A new paper by van Kaauwen and Van Duin aims to research the developments and innovations in urban freight transport. The paper focuses on the future and implications of robotization in this field. The developments in urban freight transport from a logistics service provider perspective are based on the constraints space, legitimacy and resources. Governments are slowly starting to focus more on the sustainability of urban freight. Though, the progress differs greatly between cities and between European countries. The current innovations in urban freight transport can be divided into five primary categories; transport models, methods, electric vehicles, drones and robotics. Of these five, robotics has the most potential to drastically change the transport field.
A combination of robotics with at least one of the other four categories remains possible. Robots can make urban freight movement more sustainable, safer, cheaper, faster and more satisfying for receivers. However, risks of robotics include the replacement of manpower, the lack of noise, additional congestion, and the discrepancy between technology, infrastructure, legislation and other road users.

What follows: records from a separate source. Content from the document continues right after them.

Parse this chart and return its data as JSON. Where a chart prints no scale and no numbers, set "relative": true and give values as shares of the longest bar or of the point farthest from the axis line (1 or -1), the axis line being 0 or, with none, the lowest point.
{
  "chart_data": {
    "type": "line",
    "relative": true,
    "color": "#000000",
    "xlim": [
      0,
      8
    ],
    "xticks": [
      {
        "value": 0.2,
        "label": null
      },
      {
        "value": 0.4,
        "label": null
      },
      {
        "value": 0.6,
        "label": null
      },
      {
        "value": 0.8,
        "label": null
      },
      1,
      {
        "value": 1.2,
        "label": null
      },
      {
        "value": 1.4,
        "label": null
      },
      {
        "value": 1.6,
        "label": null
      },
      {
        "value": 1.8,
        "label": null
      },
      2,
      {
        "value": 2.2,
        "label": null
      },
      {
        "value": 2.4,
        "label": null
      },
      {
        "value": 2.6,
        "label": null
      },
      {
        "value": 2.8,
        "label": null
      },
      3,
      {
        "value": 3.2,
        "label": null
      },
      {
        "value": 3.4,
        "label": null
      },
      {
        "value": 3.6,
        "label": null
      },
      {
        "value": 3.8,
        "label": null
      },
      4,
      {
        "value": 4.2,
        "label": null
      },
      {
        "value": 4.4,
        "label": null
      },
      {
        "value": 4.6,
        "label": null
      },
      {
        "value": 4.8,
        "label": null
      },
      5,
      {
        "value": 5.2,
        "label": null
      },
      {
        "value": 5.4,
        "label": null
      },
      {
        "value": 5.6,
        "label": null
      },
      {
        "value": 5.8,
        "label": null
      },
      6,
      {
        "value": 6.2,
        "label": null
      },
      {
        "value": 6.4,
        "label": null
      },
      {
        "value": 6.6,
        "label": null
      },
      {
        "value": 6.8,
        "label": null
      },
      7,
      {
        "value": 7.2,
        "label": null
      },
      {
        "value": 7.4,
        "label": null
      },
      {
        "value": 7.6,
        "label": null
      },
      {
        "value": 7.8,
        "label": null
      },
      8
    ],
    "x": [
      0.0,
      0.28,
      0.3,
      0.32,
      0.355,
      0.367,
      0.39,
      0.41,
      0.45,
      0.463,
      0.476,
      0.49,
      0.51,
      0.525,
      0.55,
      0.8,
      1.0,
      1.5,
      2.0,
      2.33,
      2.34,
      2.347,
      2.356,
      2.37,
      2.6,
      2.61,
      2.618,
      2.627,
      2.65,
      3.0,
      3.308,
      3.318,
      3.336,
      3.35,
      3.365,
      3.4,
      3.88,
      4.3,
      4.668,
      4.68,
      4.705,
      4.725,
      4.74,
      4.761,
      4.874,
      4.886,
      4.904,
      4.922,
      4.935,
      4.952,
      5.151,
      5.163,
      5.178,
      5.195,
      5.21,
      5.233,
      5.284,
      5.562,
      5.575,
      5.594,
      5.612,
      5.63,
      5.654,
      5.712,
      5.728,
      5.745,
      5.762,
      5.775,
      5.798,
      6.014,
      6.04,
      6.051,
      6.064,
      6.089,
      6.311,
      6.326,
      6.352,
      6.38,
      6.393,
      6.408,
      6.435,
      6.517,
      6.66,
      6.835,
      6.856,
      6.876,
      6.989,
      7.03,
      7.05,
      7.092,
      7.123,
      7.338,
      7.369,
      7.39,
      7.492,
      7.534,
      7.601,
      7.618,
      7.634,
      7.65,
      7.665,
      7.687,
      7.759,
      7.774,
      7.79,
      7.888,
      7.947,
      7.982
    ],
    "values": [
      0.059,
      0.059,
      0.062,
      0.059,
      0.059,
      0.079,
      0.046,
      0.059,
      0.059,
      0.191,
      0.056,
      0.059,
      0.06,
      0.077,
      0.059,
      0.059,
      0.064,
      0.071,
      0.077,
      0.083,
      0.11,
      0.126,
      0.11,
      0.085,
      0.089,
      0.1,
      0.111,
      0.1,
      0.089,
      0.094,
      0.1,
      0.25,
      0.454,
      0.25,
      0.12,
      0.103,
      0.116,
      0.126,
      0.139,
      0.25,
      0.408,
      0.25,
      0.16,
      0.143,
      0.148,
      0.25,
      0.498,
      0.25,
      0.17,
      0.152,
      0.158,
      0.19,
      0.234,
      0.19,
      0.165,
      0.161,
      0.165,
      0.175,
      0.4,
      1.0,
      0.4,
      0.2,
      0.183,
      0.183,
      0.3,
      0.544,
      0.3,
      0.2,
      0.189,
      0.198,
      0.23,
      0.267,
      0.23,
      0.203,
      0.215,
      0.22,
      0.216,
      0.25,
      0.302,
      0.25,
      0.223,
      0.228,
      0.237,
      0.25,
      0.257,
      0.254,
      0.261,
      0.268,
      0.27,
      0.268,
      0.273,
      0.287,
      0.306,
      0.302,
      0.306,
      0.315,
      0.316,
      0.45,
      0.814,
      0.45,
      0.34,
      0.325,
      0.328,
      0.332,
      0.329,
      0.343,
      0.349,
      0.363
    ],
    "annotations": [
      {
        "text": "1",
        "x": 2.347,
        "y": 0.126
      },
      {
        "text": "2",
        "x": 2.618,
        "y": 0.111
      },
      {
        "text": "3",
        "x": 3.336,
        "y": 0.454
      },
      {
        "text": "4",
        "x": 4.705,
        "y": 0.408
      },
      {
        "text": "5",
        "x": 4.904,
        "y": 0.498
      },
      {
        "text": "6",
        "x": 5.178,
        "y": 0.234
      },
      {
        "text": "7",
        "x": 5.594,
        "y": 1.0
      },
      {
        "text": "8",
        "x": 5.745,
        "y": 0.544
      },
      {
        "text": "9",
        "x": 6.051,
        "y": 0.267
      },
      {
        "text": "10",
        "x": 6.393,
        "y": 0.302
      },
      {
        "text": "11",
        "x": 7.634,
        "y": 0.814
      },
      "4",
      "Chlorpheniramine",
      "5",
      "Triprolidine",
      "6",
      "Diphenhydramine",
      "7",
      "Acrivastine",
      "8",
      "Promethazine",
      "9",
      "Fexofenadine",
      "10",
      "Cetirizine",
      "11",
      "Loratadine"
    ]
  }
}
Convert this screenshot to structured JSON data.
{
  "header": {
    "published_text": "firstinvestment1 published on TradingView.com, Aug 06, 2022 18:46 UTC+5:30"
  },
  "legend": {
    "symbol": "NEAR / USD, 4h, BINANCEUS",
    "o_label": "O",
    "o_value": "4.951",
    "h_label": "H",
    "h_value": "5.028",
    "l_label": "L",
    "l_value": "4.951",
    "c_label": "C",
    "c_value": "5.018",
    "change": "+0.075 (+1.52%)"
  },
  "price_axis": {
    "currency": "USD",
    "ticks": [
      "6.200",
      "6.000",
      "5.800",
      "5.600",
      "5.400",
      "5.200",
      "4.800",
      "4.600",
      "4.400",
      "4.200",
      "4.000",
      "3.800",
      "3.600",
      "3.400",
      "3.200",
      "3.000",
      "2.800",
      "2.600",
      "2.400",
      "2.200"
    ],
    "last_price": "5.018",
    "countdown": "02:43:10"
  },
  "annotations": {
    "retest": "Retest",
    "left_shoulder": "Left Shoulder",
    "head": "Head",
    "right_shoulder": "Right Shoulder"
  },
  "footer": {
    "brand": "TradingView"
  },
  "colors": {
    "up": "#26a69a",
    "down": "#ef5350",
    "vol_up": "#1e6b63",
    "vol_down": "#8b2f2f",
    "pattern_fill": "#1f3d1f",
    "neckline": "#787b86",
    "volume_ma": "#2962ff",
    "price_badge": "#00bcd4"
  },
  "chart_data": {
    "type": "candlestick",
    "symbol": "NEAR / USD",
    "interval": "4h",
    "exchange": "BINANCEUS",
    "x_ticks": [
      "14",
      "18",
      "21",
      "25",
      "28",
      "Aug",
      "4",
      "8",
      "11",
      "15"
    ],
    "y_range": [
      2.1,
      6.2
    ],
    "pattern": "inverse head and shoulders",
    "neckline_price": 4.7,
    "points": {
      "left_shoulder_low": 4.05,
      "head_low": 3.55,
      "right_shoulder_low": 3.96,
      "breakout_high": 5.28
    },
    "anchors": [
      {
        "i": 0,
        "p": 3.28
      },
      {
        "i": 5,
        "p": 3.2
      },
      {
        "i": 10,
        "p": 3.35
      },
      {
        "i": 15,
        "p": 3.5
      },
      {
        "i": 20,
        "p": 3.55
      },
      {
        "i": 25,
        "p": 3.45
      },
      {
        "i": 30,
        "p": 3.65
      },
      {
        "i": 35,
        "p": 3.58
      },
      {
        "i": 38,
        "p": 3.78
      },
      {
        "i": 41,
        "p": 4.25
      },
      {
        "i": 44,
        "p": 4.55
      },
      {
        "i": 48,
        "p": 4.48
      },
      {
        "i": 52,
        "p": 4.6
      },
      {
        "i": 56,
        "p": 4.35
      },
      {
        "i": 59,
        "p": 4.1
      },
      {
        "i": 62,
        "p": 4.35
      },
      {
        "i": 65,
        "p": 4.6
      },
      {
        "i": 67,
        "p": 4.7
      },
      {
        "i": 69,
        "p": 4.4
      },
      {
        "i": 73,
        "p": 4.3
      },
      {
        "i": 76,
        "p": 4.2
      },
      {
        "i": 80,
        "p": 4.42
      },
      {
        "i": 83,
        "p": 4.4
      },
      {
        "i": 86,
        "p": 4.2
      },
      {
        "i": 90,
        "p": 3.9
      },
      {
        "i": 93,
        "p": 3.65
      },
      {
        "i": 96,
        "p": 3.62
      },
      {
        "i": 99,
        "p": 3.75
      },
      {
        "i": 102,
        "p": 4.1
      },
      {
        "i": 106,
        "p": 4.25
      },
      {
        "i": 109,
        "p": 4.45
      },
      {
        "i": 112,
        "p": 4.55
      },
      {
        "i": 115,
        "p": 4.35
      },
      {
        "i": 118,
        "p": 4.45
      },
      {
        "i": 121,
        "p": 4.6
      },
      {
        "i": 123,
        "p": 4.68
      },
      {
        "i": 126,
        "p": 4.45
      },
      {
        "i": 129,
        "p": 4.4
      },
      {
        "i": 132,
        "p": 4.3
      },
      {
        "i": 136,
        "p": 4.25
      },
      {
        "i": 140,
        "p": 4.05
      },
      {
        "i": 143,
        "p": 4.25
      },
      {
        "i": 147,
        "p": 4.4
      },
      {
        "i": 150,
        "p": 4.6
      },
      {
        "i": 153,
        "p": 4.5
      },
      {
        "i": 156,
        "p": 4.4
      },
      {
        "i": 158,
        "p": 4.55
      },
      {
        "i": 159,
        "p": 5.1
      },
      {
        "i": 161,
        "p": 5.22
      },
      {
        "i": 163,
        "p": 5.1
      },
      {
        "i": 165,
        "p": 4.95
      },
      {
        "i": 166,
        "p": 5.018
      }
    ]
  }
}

If robotics will be largely implemented, they will first be used for last mile delivery and package deliveries. The acceptance from receivers is pivotal here in order to make logistics service providers willing to apply robots. Governments can steer and stimulate the implementation by creating testing environments, the so-called living labs, and by establishing regulations.
The lack of data makes this a tough task for most governments. In order to create a greater market share for robotics, traffic safety must be ensured together with acceptance by all involved stakeholders. Thus, more research is needed on the acceptance of receivers and the necessary government regulations to stimulate the implementation of robotics.